Cristina R. Antonescu: Overview
Near all GISTs are KIT expressing and KIT-signaling driven mesenchymal tumors. The principal genetic event responsible for the GIST pathogenesis has been identified to be a gain-of-function mutation in the KIT proto-oncogene or occasionally in PDGFRA gene. As these two receptor tyrosine kinases are highly sensitive targets to specific kinase inhibition (such as imatinib mesylate) when constitutively activated, GIST has become the prototype disease for the molecular therapy of cancer.

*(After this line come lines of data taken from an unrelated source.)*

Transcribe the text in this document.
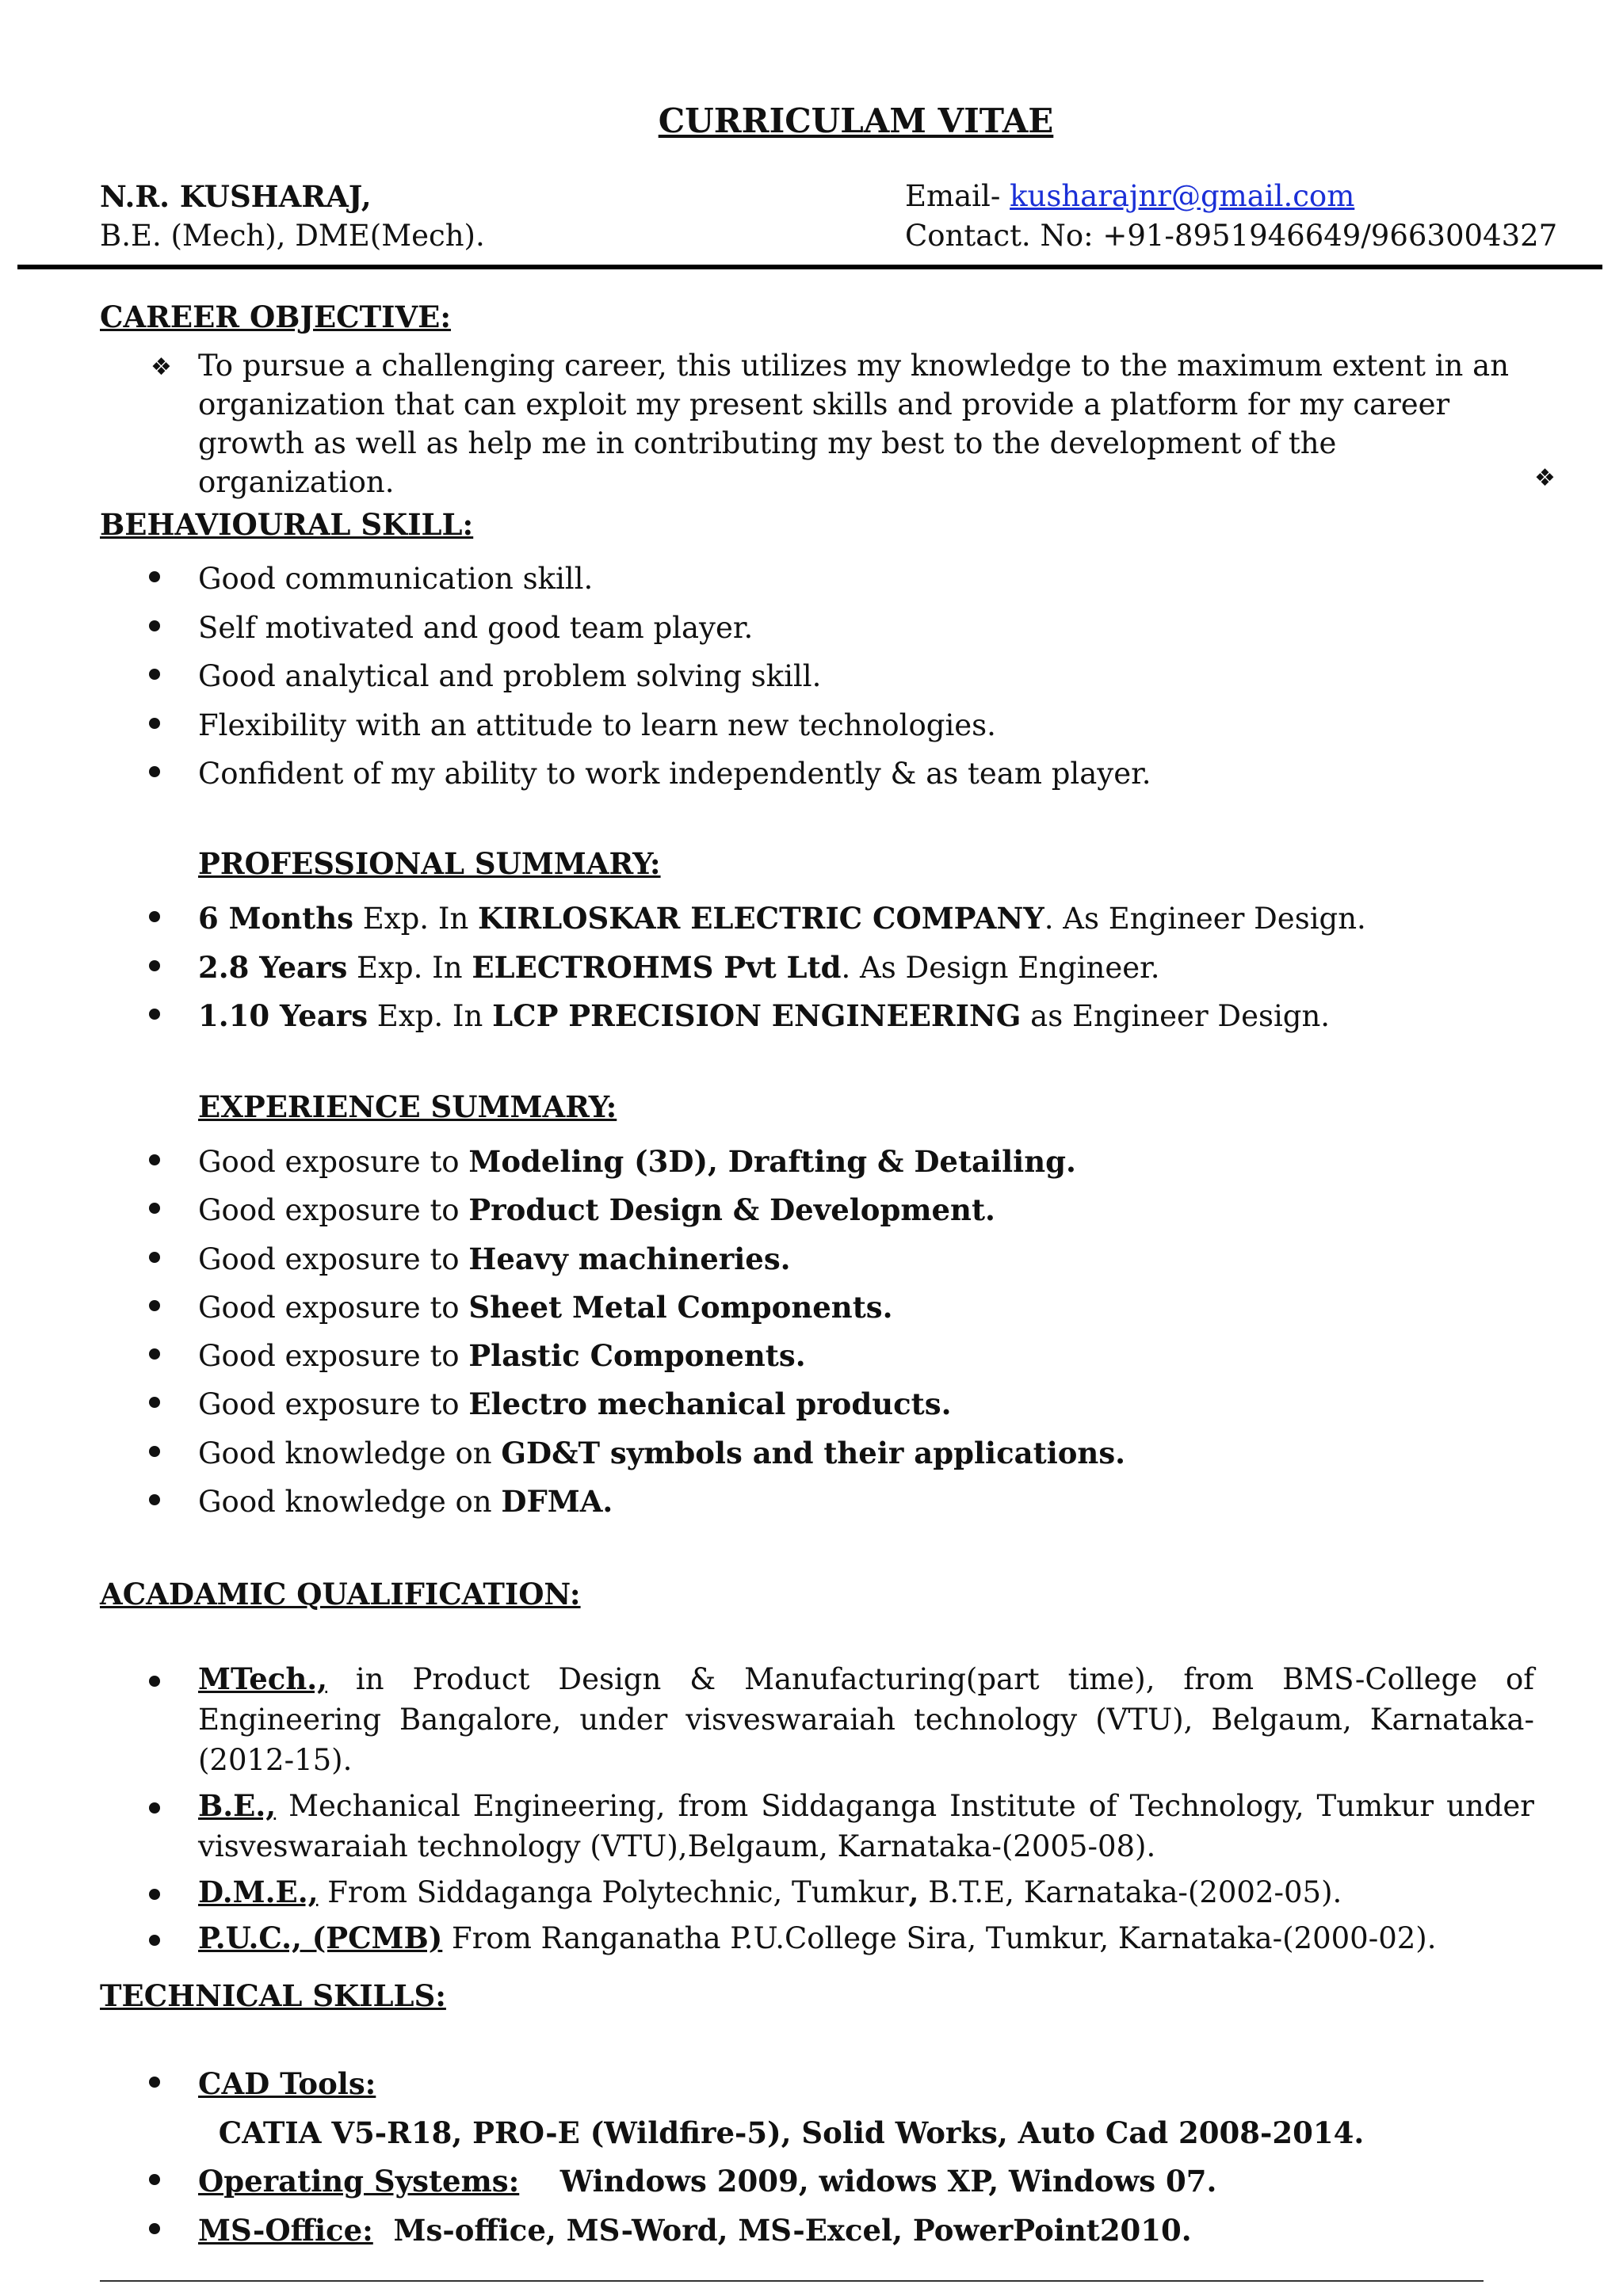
CURRICULAM VITAE
N.R. KUSHARAJ,
B.E. (Mech), DME(Mech).
Email- kusharajnr@gmail.com
Contact. No: +91-8951946649/9663004327
CAREER OBJECTIVE:
❖ To pursue a challenging career, this utilizes my knowledge to the maximum extent in an organization that can exploit my present skills and provide a platform for my career growth as well as help me in contributing my best to the development of the organization.	❖
BEHAVIOURAL SKILL:
Good communication skill.
Self motivated and good team player.
Good analytical and problem solving skill.
Flexibility with an attitude to learn new technologies.
Confident of my ability to work independently & as team player.
PROFESSIONAL SUMMARY:
6 Months Exp. In KIRLOSKAR ELECTRIC COMPANY. As Engineer Design.
2.8 Years Exp. In ELECTROHMS Pvt Ltd. As Design Engineer.
1.10 Years Exp. In LCP PRECISION ENGINEERING as Engineer Design.
EXPERIENCE SUMMARY:
Good exposure to Modeling (3D), Drafting & Detailing.
Good exposure to Product Design & Development.
Good exposure to Heavy machineries.
Good exposure to Sheet Metal Components.
Good exposure to Plastic Components.
Good exposure to Electro mechanical products.
Good knowledge on GD&T symbols and their applications.
Good knowledge on DFMA.
ACADAMIC QUALIFICATION:
MTech., in Product Design & Manufacturing(part time), from BMS-College of Engineering Bangalore, under visveswaraiah technology (VTU), Belgaum, Karnataka- (2012-15).
B.E., Mechanical Engineering, from Siddaganga Institute of Technology, Tumkur under visveswaraiah technology (VTU),Belgaum, Karnataka-(2005-08).
D.M.E., From Siddaganga Polytechnic, Tumkur, B.T.E, Karnataka-(2002-05).
P.U.C., (PCMB) From Ranganatha P.U.College Sira, Tumkur, Karnataka-(2000-02).
TECHNICAL SKILLS:
CAD Tools:  CATIA V5-R18, PRO-E (Wildfire-5), Solid Works, Auto Cad 2008-2014.
Operating Systems:    Windows 2009, widows XP, Windows 07.
MS-Office:  Ms-office, MS-Word, MS-Excel, PowerPoint2010.
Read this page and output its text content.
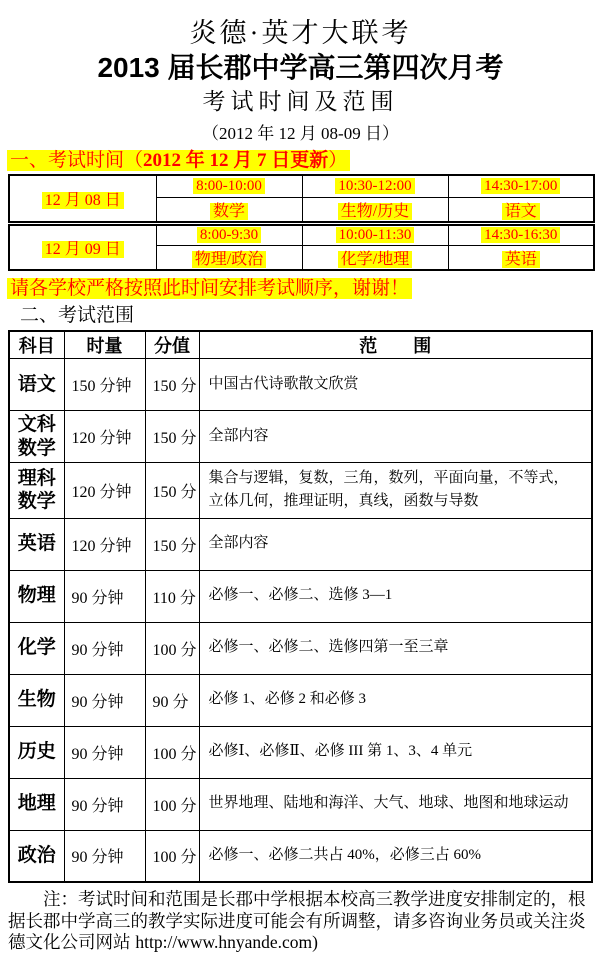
炎德·英才大联考
2013 届长郡中学高三第四次月考
考试时间及范围
（2012 年 12 月 08-09 日）
一、考试时间（2012 年 12 月 7 日更新）
12 月 08 日	8:00-10:00	10:30-12:00	14:30-17:00
	数学	生物/历史	语文
12 月 09 日	8:00-9:30	10:00-11:30	14:30-16:30
	物理/政治	化学/地理	英语
请各学校严格按照此时间安排考试顺序，谢谢！
二、考试范围
科目	时量	分值	范　　围
语文	150 分钟	150 分	中国古代诗歌散文欣赏
文科数学	120 分钟	150 分	全部内容
理科数学	120 分钟	150 分	集合与逻辑，复数，三角，数列，平面向量，不等式，立体几何，推理证明，真线，函数与导数
英语	120 分钟	150 分	全部内容
物理	90 分钟	110 分	必修一、必修二、选修 3—1
化学	90 分钟	100 分	必修一、必修二、选修四第一至三章
生物	90 分钟	90 分	必修 1、必修 2 和必修 3
历史	90 分钟	100 分	必修Ⅰ、必修Ⅱ、必修 III 第 1、3、4 单元
地理	90 分钟	100 分	世界地理、陆地和海洋、大气、地球、地图和地球运动
政治	90 分钟	100 分	必修一、必修二共占 40%，必修三占 60%

注：考试时间和范围是长郡中学根据本校高三教学进度安排制定的，根据长郡中学高三的教学实际进度可能会有所调整，请多咨询业务员或关注炎德文化公司网站 http://www.hnyande.com)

We are presently following the following projects: (1) the impact of KIT genotype on outcome and response to selective tyrosine kinase inhibitors, such as imatinib; (2) relationship of gene expression profiling to KIT mutation status and clinical outcome in GIST patients; and (3) the role of these events in triggering mechanisms of tumor progression and resistance to therapeutic intervention, such as imatinib, using our recently developed KITV558del GIST mouse model; (4) in-vitro screening of second generation kinase inhibitors on a library of genetically engineered cell lines harboring imatinib sensitive single KIT mutations, as well as imatinib-resistant double KIT mutations; (5) to identify alternative signaling pathways in wild-type GIST, including pediatric GIST by gene expression and proteome array analysis.
Using a genomic scale approach, our lab is also investigating candidate genes involved in tumor progression and also suitable for targeted intervention in other sarcoma types, such as liposarcoma, malignant fibrous histiocytoma, clear cell sarcoma, etc. Recently, in collaboration with Dr Ladanyi’s lab we have identified a novel EWS-CREB1 fusion transcript in gastrointestinal clear cell sarcoma and angiomatoid fibrous histiocytoma.